Do u know why? This is very weired.
@luohao123 Hi, there may be three possibilities you should check.
- Does the weight match the model? R-50 or R101? C5 or DC5?
- The PostProcess follows the Deformable DETR but not the DETR.
- You should evaluate with 1 img/card as the models are trained without image padding. If you want to evaluate with multiple images per card, you can random pad the images with a few pixels in training.
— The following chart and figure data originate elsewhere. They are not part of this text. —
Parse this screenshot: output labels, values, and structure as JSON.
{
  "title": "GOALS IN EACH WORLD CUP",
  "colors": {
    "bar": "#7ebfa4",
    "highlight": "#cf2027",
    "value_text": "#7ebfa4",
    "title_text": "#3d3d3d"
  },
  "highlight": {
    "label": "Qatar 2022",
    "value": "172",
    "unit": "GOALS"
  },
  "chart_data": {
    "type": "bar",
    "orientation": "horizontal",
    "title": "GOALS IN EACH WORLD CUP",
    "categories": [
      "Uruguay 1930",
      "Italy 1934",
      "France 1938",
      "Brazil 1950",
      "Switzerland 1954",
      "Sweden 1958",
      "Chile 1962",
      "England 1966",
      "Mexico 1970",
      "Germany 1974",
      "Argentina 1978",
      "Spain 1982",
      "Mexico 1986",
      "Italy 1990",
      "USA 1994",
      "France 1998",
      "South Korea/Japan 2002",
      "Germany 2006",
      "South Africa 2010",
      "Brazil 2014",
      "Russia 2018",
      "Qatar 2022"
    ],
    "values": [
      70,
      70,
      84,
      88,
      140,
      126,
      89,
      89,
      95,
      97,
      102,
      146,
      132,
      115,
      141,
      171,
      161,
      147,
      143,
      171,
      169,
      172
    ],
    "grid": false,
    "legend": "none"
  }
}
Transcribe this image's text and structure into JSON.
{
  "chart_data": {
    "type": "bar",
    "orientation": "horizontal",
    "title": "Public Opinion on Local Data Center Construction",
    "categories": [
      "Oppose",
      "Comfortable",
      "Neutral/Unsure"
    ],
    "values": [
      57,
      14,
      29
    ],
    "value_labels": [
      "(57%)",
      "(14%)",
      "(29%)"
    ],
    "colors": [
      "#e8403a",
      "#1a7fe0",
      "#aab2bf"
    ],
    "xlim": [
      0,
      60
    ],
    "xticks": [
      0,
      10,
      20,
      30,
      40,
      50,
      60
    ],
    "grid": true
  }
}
I do not know what happened in your code. You can print the shape of the feature in the transformer and I guess it may be still the previous feature.
And I found the, it should using res5 output as transformer input in single scale, but I forcely using res2 as input of transformer, but result I got almost same AP...
@tangjiuqi097 How, now I get 41.7 mAP almost same C5.
This issue is not active for a long time and it will be closed in 5 days. Feel free to re-open it if you have further concerns.